Location
- Country: Australia

Physical characteristics
- • location: confluence of Nullagine River and Oakover River
- • elevation: 129 metres (423 ft)
- • location: Breaker Inlet, Indian Ocean
- • elevation: sea level
- Length: 193 km (120 mi)
- Basin size: 56,720 km^{2} (21,900 sq mi)
- • average: July av 3.9 GL/a (0.12 m^{3}/s; 4.4 cu ft/s)

= De Grey River =

River in Western Australia

The De Grey River is a river located in the Pilbara region of Western Australia. It was named on 16 August 1861 by the explorer and surveyor Francis Gregory after Thomas de Grey, 2nd Earl de Grey, who was at the time the president of the Royal Geographical Society.

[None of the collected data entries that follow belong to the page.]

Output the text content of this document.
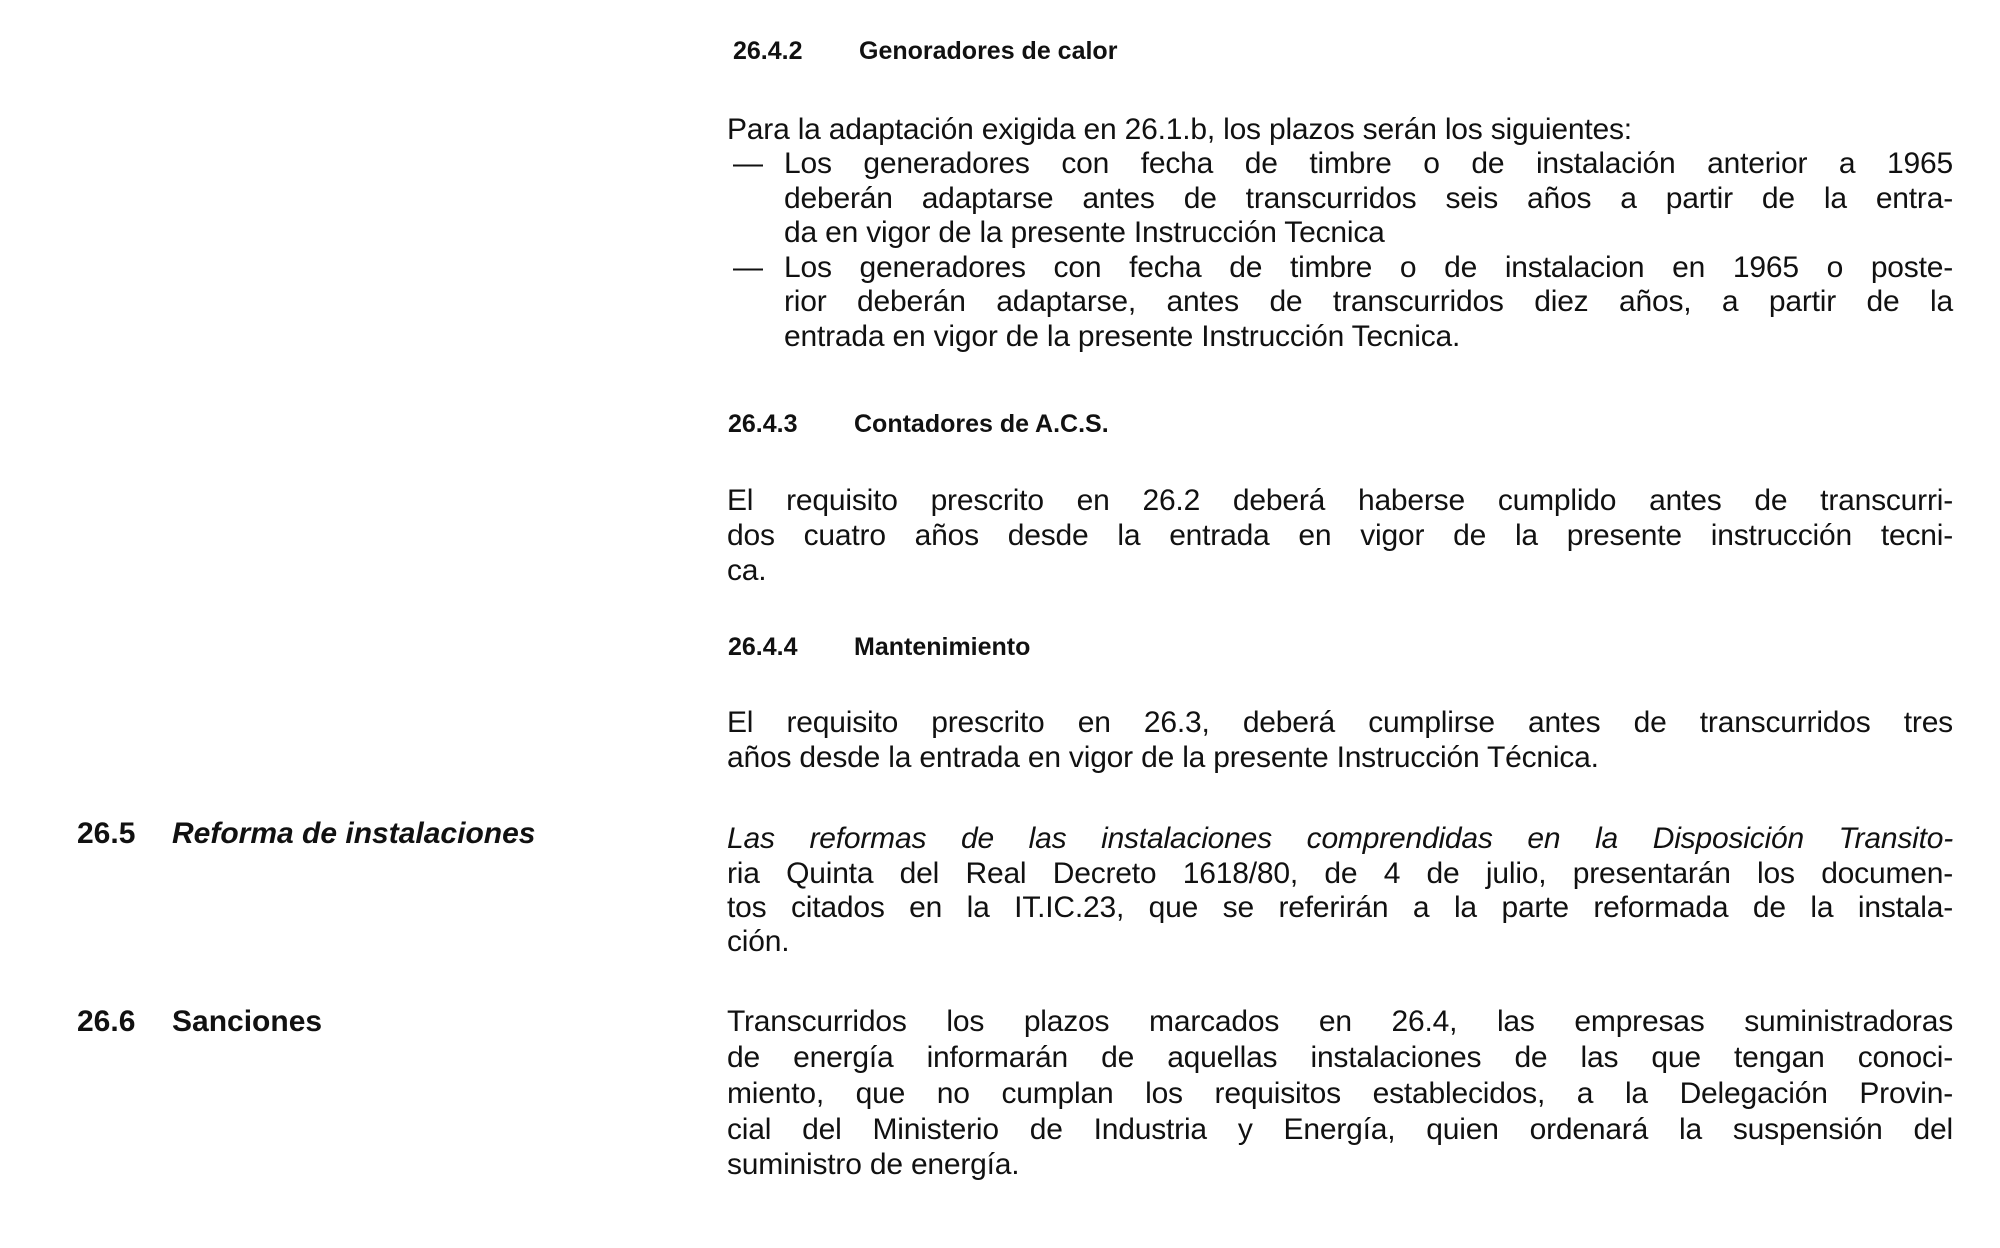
26.4.2 Genoradores de calor
Para la adaptación exigida en 26.1.b, los plazos serán los siguientes:
— Los generadores con fecha de timbre o de instalación anterior a 1965
deberán adaptarse antes de transcurridos seis años a partir de la entra-
da en vigor de la presente Instrucción Tecnica
— Los generadores con fecha de timbre o de instalacion en 1965 o poste-
rior deberán adaptarse, antes de transcurridos diez años, a partir de la
entrada en vigor de la presente Instrucción Tecnica.
26.4.3 Contadores de A.C.S.
El requisito prescrito en 26.2 deberá haberse cumplido antes de transcurri-
dos cuatro años desde la entrada en vigor de la presente instrucción tecni-
ca.
26.4.4 Mantenimiento
El requisito prescrito en 26.3, deberá cumplirse antes de transcurridos tres
años desde la entrada en vigor de la presente Instrucción Técnica.
26.5 Reforma de instalaciones	Las reformas de las instalaciones comprendidas en la Disposición Transito-
ria Quinta del Real Decreto 1618/80, de 4 de julio, presentarán los documen-
tos citados en la IT.IC.23, que se referirán a la parte reformada de la instala-
ción.
26.6 Sanciones	Transcurridos los plazos marcados en 26.4, las empresas suministradoras
de energía informarán de aquellas instalaciones de las que tengan conoci-
miento, que no cumplan los requisitos establecidos, a la Delegación Provin-
cial del Ministerio de Industria y Energía, quien ordenará la suspensión del
suministro de energía.
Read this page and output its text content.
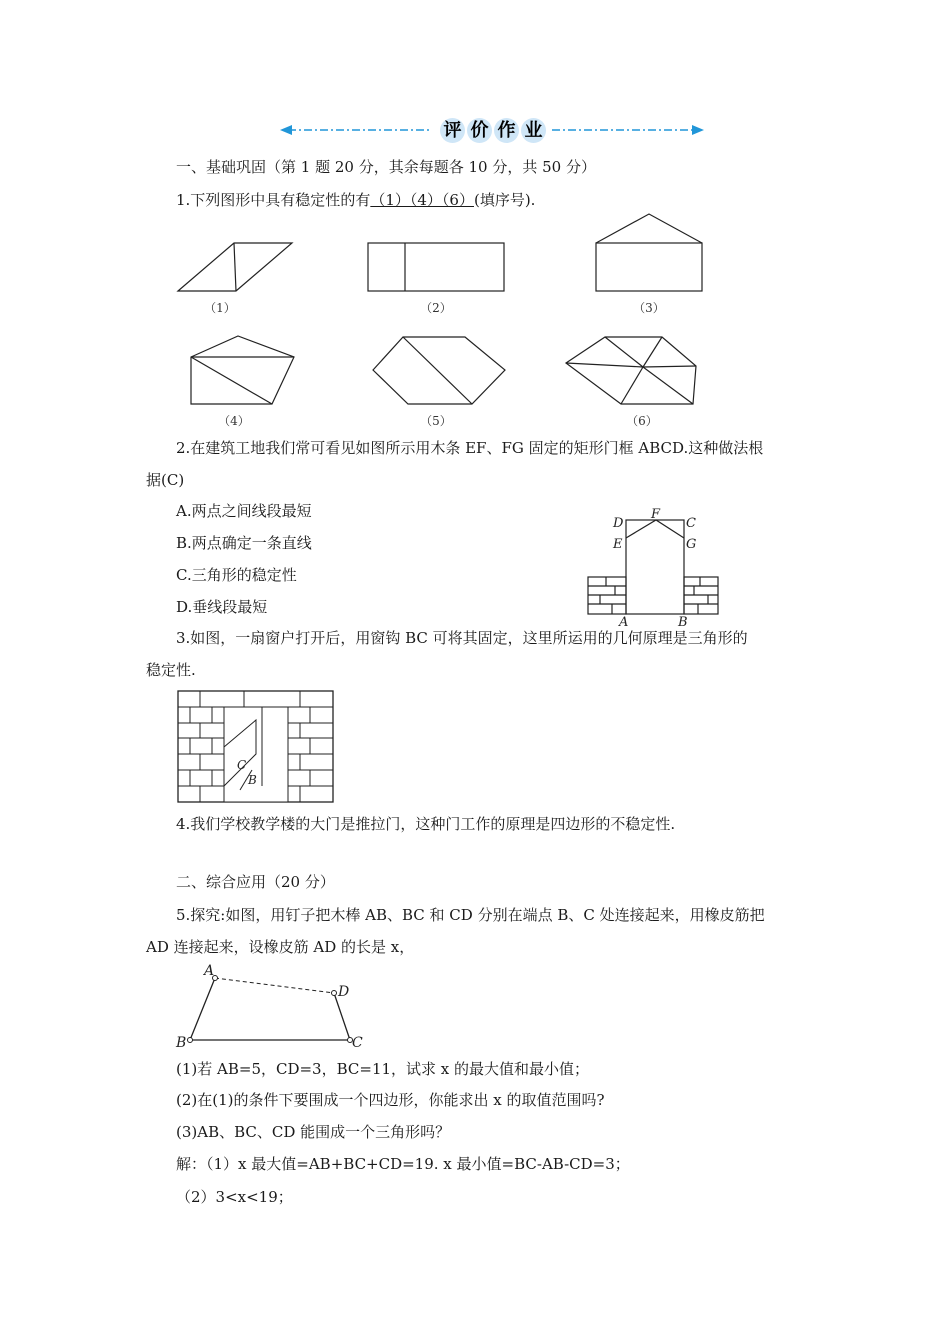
评 价 作 业
一、基础巩固（第 1 题 20 分，其余每题各 10 分，共 50 分）
1.下列图形中具有稳定性的有（1）（4）（6）(填序号).
（1）	（2）	（3）
（4）	（5）	（6）
2.在建筑工地我们常可看见如图所示用木条 EF、FG 固定的矩形门框 ABCD.这种做法根
据(C)
A.两点之间线段最短
B.两点确定一条直线
C.三角形的稳定性
D.垂线段最短
D
F
C
E	G
A	B
3.如图，一扇窗户打开后，用窗钩 BC 可将其固定，这里所运用的几何原理是三角形的
稳定性.
C
B
4.我们学校教学楼的大门是推拉门，这种门工作的原理是四边形的不稳定性.
二、综合应用（20 分）
5.探究:如图，用钉子把木棒 AB、BC 和 CD 分别在端点 B、C 处连接起来，用橡皮筋把
AD 连接起来，设橡皮筋 AD 的长是 x，
A
D
B	C
(1)若 AB=5，CD=3，BC=11，试求 x 的最大值和最小值；
(2)在(1)的条件下要围成一个四边形，你能求出 x 的取值范围吗?
(3)AB、BC、CD 能围成一个三角形吗？
解：（1）x 最大值=AB+BC+CD=19. x 最小值=BC-AB-CD=3；
（2）3<x<19；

The river rises south of Callawa at the confluence of the Oakover and the Nullagine rivers and flows in a west-north-westerly direction eventually discharging into the Indian Ocean via Breaker Inlet about 80 km north-east of Port Hedland.

Its stream bed is 100 to 130 metres wide, dry throughout most of the year . The shore's land is rich in grass and fertile, featuring trees.

The river flows through many semi-permanent pools of water on the way to the coast, including Yukerakine Pool, Muccanoo Pool, Talyirina Pool, Wardoomoondener Pool and Triangle Pool.

The river has eleven tributaries, including the Oakover River, Nullagine River, Coongan River, East Strelley River, Shaw River, Miningarra Creek, Egg Creek and Kookenyia Creek.